7. Mutate

Author

Patrick Spauster

Video Tutorial

Mutate

Mutate is an incredibly powerful tool to create new columns and new variables.

Let’s grab our code to read in the clean dataframe

fhv_clean <- read_csv(file = "For_Hire_Vehicles__FHV__-_Active.csv") %>% 
  clean_names() %>% 
  rename(hybrid = veh)

We create a new column with mutate by setting the name of our new column and a new value

fhv_clean %>% 
  mutate(city = "New York City")

You can create multiple new columns (...) at once

fhv_clean %>% 
  mutate(city = "New York City",
         active = TRUE) #I can overwrite column names too. I've made this active column boolean (true or false)

Mutate with logical expressions

Where mutate gets powerful is when you use it with logical expressions. Here we use if_else()

fhv_rideshare <- fhv_clean %>% 
  mutate(rideshare = if_else(
    condition = base_name == "UBER USA, LLC",
    true = "rideshare",
    false = "limo"
  )) #if it's an uber call it rideshare, if its a limo call it something else
#notice I named the arguments here! A good practice when the argument is not ...
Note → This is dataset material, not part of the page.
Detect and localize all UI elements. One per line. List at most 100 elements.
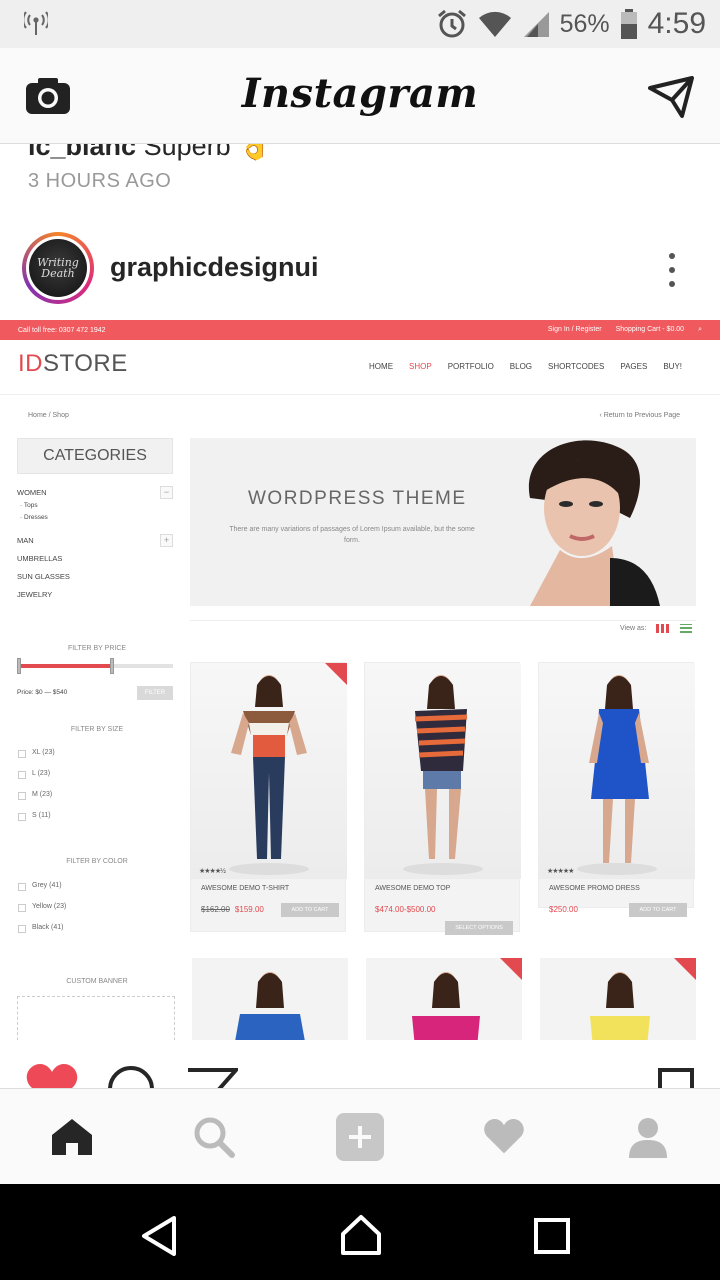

Tabulate the variable we made with the count() funtion

fhv_rideshare %>% 
  count(rideshare)

What if we have more than one logical expression we care about? Check out case_when.

fhv_blackcar <- fhv_clean %>% 
  mutate(
    ride_type = case_when(
      base_name == "UBER USA, LLC" & base_type == "BLACK-CAR" ~ "BLACK CAR RIDESHARE",
      base_name != "UBER USA, LLC" & base_type == "BLACK-CAR" ~ "BLACK CAR NON-RIDESHARE",
      TRUE ~ base_type #if it doesn't meet either condition, return the base_type
    ))

Use & and | for and and or logical expressions with multiple conditions

fhv_blackcar %>% 
  count(ride_type)#now we have four categories!

Normalizing with Mutate

You can use statistical functions like mean to normalize data with mutate. mean will return the average of all the vehicle years. You can use mutate to generate a new variable that takes the distance from each observation to the mean.

fhv_clean %>% 
  mutate(year_norm = vehicle_year/mean(vehicle_year, na.rm = T),
         year_pct = percent_rank(vehicle_year)) %>% 
  select(vehicle_license_number, vehicle_year, year_norm, year_pct)